Era partito dalla sua casa ad Aldaran con poche cose ed ora aveva bisogno addirittura di un animale da soma per portarsi dietro tutta la sua raccolta di cultura.
Guardò in alto il cielo: l'estate Darkovana stava per finire. Estate era la stagione in cui faceva meno freddo, tutto qui, ma sarebbe stato bello cavalcare ancora senza doversi preoccupare della neve o delle tempeste.
Pensò ai quattro dèi che lo avevano accompagnato nel suo peregrinare in questi cinque anni e si sentì di dover recitare una preghiera di ringraziamento per averlo più o meno aiutato. A volte l'aiuto non era giunto nel modo che lui desiderava, ma lo avevano comunque aiutato, non c'era alcun dubbio.

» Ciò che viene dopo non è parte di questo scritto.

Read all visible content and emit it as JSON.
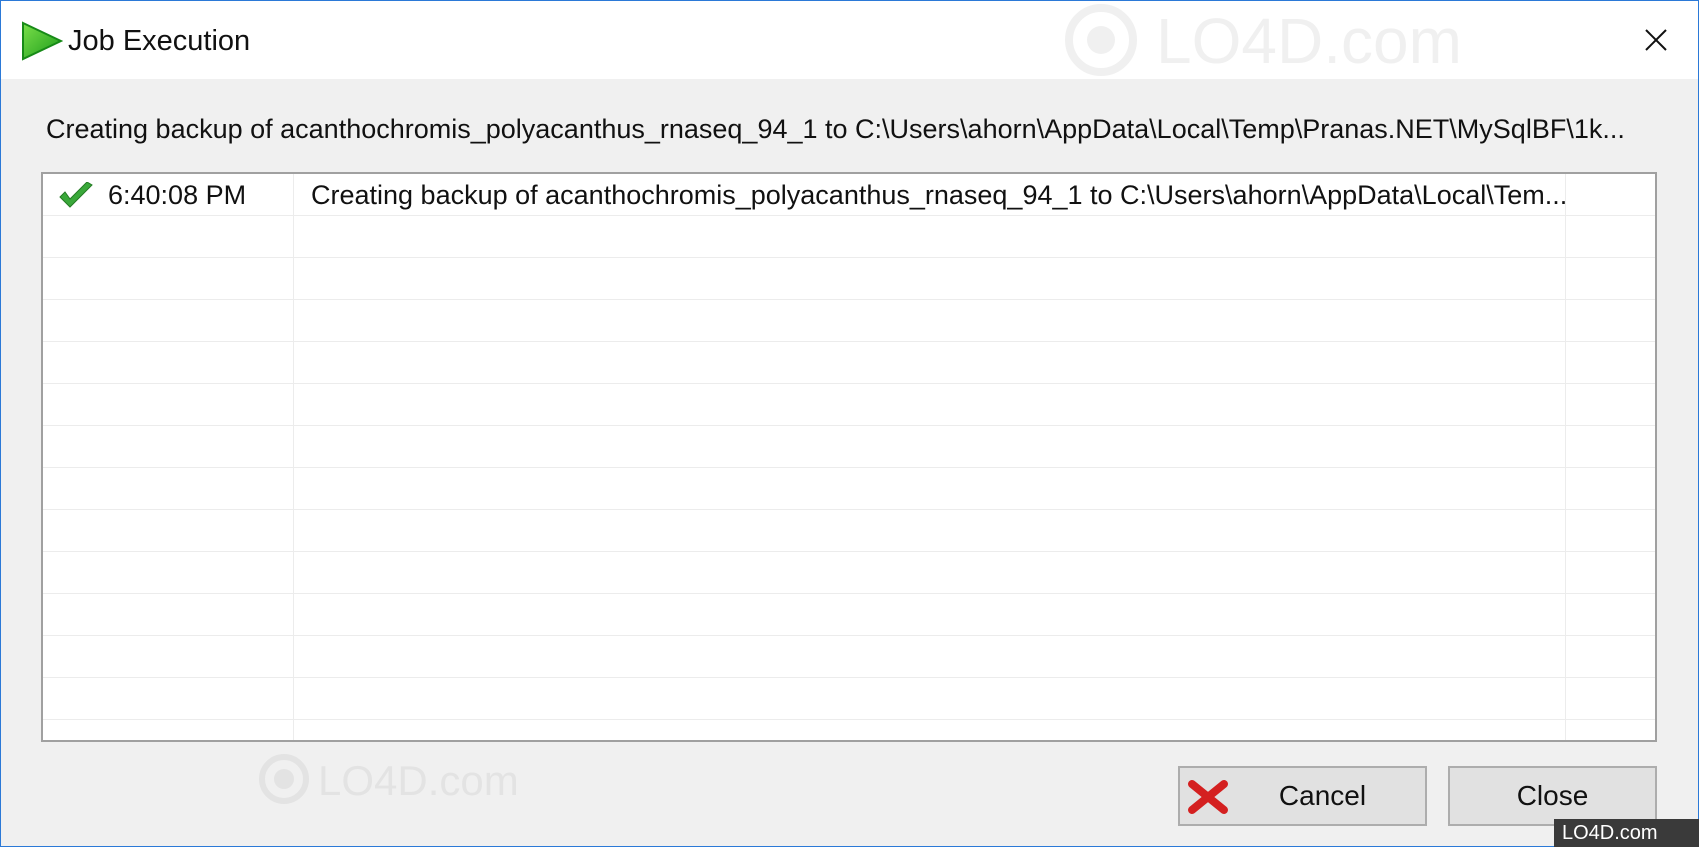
{
  "window": {
    "title": "Job Execution",
    "close_glyph": "✕",
    "icon": "green-play-icon"
  },
  "status": {
    "text": "Creating backup of acanthochromis_polyacanthus_rnaseq_94_1 to C:\\Users\\ahorn\\AppData\\Local\\Temp\\Pranas.NET\\MySqlBF\\1k..."
  },
  "log": {
    "rows": [
      {
        "status_icon": "check-icon",
        "time": "6:40:08 PM",
        "message": "Creating backup of acanthochromis_polyacanthus_rnaseq_94_1 to C:\\Users\\ahorn\\AppData\\Local\\Tem..."
      }
    ],
    "empty_rows": 12
  },
  "buttons": {
    "cancel_label": "Cancel",
    "close_label": "Close"
  },
  "watermark": {
    "text": "LO4D.com"
  },
  "colors": {
    "accent_border": "#2b79d7",
    "check_green": "#3aa83a",
    "cancel_red": "#d42020"
  }
}
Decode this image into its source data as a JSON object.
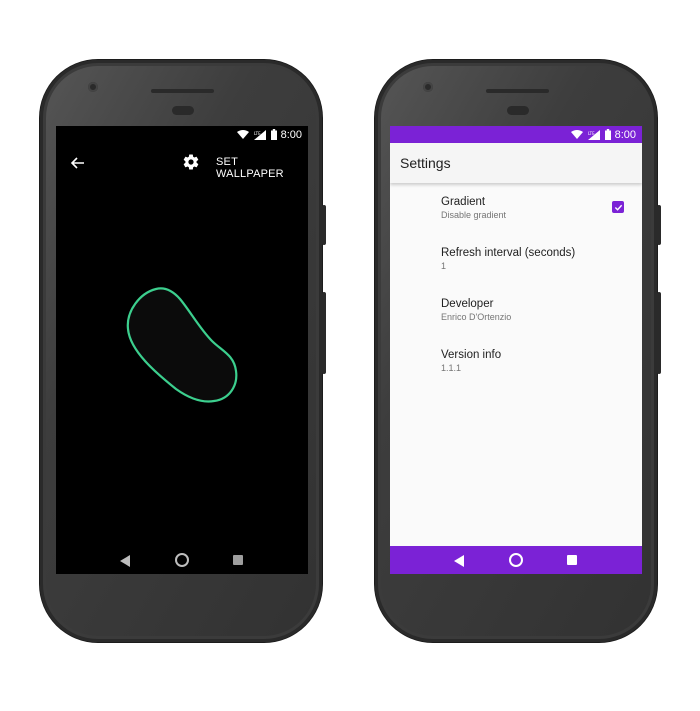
{
  "colors": {
    "phone_body": "#3b3b3b",
    "accent_purple": "#7b22d6",
    "blob_stroke": "#3ccf8e",
    "left_bg": "#000000",
    "right_bg": "#fafafa"
  },
  "left_phone": {
    "status_time": "8:00",
    "status_icons": [
      "wifi-icon",
      "signal-lte-icon",
      "battery-icon"
    ],
    "toolbar": {
      "back_icon": "arrow-left-icon",
      "settings_icon": "gear-icon",
      "set_wallpaper_label": "SET WALLPAPER"
    },
    "nav": [
      "back-triangle-icon",
      "home-circle-icon",
      "recents-square-icon"
    ]
  },
  "right_phone": {
    "status_time": "8:00",
    "status_icons": [
      "wifi-icon",
      "signal-lte-icon",
      "battery-icon"
    ],
    "appbar_title": "Settings",
    "preferences": [
      {
        "title": "Gradient",
        "summary": "Disable gradient",
        "checked": true
      },
      {
        "title": "Refresh interval (seconds)",
        "summary": "1"
      },
      {
        "title": "Developer",
        "summary": "Enrico D'Ortenzio"
      },
      {
        "title": "Version info",
        "summary": "1.1.1"
      }
    ],
    "nav": [
      "back-triangle-icon",
      "home-circle-icon",
      "recents-square-icon"
    ]
  }
}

Guardò avanti e vide il sentiero da percorrere. Ormai era fuori città. Un carro con un uomo lo incrociò: trasportava qualche genere alimentare da vendere in città. Lanciò un saluto di convenienza, secondo il codice non scritto dei rari viaggiatori della regione.
Davanti a lui, una nuova meta: ormai ne era convinto.
In una delle notti precedenti aveva fatto uno strano sogno.
Aveva visto se stesso correre al galoppo sul suo destriero inseguito da tutti i Comyn dei sette domini. E correva e correva fino a raggiungere un posto sperduto dove sorgeva una costruzione diroccata. Con il cavallo era entrato in questa costruzione da una apertura che probabilmente un tempo era stata una porta.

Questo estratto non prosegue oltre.